Wie schnell werden Polyacrylamid-Copolymere im Boden abgebaut?

Für diese Untersuchung hat das Fraunhofer-Team radioaktiv markierte PAMs mit Hilfe radikalischer Polymerisation hergestellt und damit Freilandversuche durchgeführt. Über einen Zeitraum von 3 Jahren wurden alle 6 Monate Bodenproben entnommen und einem speziellen Extraktionsverfahren unterworfen. Dieses gewährleistet, dass die im Erdreich fein verteilten und teilweise gebundenen Polymere vollständig erfasst werden. Anschließend wurden die Molmassen der im Extrakt gefundenen PAMs mittels Gelpermeationschromatografie ermittelt.

Kontrollierte radikalische Polymerisation

Trennung in der GPC-Säule

Die radioaktive Markierung macht diese Analysen erst möglich. Diese Ergebnisse geben Auskunft darüber, wie stark die Polymere abgebaut wurden. Das Besondere daran: Die dazu notwendigen Vergleichspolymere, sogenannte Standards, haben die Fraunhofer-Forscher selber durch kontrollierte radikalische Polymerisation hergestellt. In ihrer Struktur gleichen sie den extrahierten Polymeren, und ermöglichen somit verlässliche Aussagen.

 

Trennung in der GPC-Säule

Die Gel-Permeations-Chromatographie (GPC) ist eine Art der Flüssigchromatographie, bei der Moleküle gelöster Stoffe aufgrund ihrer Größe (genauer: ihres hydrodynamischen Volumens) getrennt werden können. Andere Bezeichnungen sind Größenausschluss-Chromatographie, Size Exclusion Chromatography (SEC) und, physikalisch gesehen falsch, auch Gelfiltrations-Chromatographie (GFC) oder Molekularsieb-Chromatographie.

»Wir haben festgestellt, dass in unserer Studie die Polyacrylamid-Copolymere innerhalb von zwei Jahren zu mehr als 20 Prozent abgebaut wurden und damit den Vorgaben der Düngemittelverordnung gerecht werden. Wie genau die PAMs abgebaut werden, war nicht Gegenstand der Untersuchung. Es steht aber fest, dass die für diese Polymere charakteristische lange Kohlenstoffkette in kleinere Stücke zerbricht. Das könnte in einem separaten Projekt genauer erforscht werden«, so Wischerhoff.
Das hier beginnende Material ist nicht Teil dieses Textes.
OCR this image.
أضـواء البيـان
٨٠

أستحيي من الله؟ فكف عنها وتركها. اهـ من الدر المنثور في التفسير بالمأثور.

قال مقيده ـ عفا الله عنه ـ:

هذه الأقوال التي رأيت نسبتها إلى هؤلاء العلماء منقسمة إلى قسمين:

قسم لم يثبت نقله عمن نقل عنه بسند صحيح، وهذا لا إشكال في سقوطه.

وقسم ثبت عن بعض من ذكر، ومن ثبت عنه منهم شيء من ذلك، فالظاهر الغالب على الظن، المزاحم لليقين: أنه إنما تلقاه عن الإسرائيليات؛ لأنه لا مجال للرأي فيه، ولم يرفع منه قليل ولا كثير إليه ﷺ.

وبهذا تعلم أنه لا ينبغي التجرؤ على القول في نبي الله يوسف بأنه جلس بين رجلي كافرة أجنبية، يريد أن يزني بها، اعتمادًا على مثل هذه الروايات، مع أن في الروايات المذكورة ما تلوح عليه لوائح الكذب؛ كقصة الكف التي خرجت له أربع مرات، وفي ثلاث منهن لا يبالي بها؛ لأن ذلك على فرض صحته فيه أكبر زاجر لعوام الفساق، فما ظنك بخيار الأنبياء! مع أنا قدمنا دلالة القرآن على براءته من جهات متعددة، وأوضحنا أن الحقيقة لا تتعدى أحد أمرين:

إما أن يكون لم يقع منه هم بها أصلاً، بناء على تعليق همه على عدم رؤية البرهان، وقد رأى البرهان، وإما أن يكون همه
Die Ergebnisse ihrer Arbeit haben die Wissenschaftler in dem internationalen Journal »Environmental Sciences Europe« veröffentlicht. Derzeit steht eine abschließende Bewertung des Düngemittelbeirates des Bundesministeriums für Ernährung und Landwirtschaft aus, ob die Ergebnisse als allgemeine Bewertungsgrundlage für den Einsatz mit PAMs behandelter Klärschlämme als Düngemittel herangezogen werden können.